Rezension

Bewegende Mutter-Tochter-Geschichte zurzeit der Französischen Revolution

Die letzte Tochter von Versailles -

Die letzte Tochter von Versailles
von Eva Stachniak

Bewertet mit 5 Sternen

In Paris Mitte des 18. Jahrhunderts wächst die 13jährige Véronique in ärmlichen Verhältnissen auf, die vaterlose Familie kommt kaum über die Runden. Als ihre Schönheit dem Leibdiener König Ludwigs XV. auffällt, zögert die Mutter nicht lange und verkauft ihre Tochter als Mätresse für den König. Als Véronique schwanger wird, wird sie abgeschoben, schließlich mit einer Mitgift ausgestattet und verschachert, ihre Tochter Marie-Louise kommt zu Betreuern. Jahre später denkt Marie-Louise, inzwischen ausgebildete Hebamme und selbst mit Familie, immer noch an ihre Mutter und fragt sich, wer ihre Eltern waren. In den Wirren der französischen Revolution, in welcher auch Marie-Louises Ehemann eine tragende Rolle spielt, kommt Marie-Louise tatsächlich ihrer Mutter auf die Spur und lüftet das Geheimnis ihrer Herkunft…

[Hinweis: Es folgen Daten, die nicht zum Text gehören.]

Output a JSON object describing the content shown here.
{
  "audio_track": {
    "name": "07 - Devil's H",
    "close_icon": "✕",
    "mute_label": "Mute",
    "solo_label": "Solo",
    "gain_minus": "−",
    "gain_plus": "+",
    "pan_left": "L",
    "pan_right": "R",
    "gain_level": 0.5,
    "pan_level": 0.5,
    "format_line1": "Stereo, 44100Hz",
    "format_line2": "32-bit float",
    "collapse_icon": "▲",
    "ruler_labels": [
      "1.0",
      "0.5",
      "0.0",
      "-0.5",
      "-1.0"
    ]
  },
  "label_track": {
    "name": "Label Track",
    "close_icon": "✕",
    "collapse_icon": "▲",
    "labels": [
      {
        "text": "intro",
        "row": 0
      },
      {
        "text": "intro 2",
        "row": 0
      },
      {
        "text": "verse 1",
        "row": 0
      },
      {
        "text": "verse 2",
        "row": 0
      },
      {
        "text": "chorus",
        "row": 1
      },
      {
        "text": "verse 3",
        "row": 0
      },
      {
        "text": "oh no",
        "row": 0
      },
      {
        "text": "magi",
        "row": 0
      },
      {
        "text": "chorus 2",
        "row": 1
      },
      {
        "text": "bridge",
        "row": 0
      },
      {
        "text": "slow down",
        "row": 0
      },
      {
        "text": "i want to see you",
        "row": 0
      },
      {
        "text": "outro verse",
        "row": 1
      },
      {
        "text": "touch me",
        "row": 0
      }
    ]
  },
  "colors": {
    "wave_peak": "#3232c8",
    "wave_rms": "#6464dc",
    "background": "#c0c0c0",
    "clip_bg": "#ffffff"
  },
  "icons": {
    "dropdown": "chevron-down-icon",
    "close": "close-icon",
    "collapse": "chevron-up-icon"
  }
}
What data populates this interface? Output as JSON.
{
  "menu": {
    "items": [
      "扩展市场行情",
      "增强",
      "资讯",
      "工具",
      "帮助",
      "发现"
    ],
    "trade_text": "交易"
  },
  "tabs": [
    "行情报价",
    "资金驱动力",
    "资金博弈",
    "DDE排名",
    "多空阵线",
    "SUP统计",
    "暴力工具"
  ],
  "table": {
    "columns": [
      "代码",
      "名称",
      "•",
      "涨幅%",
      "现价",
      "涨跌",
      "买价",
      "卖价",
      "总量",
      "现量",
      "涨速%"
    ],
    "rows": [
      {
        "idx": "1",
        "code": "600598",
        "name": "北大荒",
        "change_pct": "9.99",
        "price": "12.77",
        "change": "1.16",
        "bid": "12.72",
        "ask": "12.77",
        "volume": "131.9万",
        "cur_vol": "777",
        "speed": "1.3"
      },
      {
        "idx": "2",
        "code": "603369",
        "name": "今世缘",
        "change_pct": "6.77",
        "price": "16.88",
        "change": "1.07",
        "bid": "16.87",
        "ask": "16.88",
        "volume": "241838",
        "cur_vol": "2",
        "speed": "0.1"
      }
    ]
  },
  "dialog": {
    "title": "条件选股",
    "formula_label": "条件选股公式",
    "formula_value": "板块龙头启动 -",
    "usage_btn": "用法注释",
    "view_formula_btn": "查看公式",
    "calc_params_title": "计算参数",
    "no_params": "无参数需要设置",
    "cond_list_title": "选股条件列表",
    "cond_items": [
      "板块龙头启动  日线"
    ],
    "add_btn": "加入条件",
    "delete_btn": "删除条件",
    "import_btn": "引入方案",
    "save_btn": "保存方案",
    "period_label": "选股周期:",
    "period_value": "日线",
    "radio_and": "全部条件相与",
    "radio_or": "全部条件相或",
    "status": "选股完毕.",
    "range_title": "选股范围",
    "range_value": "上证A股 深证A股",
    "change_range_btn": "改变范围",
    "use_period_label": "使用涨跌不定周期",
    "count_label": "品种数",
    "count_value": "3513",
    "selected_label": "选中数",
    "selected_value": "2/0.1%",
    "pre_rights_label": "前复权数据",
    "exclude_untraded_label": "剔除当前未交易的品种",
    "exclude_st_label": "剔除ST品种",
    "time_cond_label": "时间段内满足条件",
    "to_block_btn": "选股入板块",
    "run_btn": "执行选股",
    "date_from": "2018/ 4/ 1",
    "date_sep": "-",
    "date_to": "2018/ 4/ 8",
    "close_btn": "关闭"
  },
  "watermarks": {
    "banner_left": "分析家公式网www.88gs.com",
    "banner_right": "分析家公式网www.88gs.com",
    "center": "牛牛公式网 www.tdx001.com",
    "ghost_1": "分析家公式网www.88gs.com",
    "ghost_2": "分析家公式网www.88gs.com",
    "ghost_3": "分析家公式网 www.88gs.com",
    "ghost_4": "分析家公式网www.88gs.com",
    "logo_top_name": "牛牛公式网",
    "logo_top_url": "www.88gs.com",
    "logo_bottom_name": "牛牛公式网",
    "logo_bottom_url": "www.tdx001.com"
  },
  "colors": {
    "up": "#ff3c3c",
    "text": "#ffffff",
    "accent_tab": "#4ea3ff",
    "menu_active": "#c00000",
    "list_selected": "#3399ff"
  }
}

Um es gleich vorweg zu nehmen: Wer einen stringent erzählten historischen Liebes- und Abenteuerroman mit fortlaufender Handlung und einer starken Heldin als Identifikationsfigur, wie zum Beispiel bei den Hebamme- oder Wanderhure-Büchern, erwartet, wird eher enttäuscht werden. Natürlich gibt es diese Figuren, auf die sich die Handlung konzentriert, allen voran Véronique und Marie-Louise, doch diese sind immer stark eingebunden in die Geschehnisse ihrer Zeit, werden zum Spielball großer Mächte und der Umstände, und nicht immer geht alles gut aus. In meinen Augen ist der Autorin ein wirklich fulminanter, bewegender, bildhafter Historienroman gelungen, der den Wechsel Frankreichs vom Absolutismus zur Republik zum Leben erweckt, wobei sie sich einzelne Lebensumstände herauspickt und die Ereignisse an deren Beispiel erzählt. Dabei gelingt ihr eine überzeugende Darstellung des Alltags sowohl des Adels und des Königshauses als auch des einfachen Volkes und des Bürgertums. Genauso könnte es wirklich passiert sein, die Menschen und ihr Schicksal werden gerade dadurch, durch ihre Schwächen und Zweifel und durch die Tatsache, dass eben nicht alles immer glatt läuft, authentisch. Hierbei hat man als Leser das Gefühl, man nimmt lebhaft teil an deren Leben und ist selbst mittendrin in dieser Gesellschaft.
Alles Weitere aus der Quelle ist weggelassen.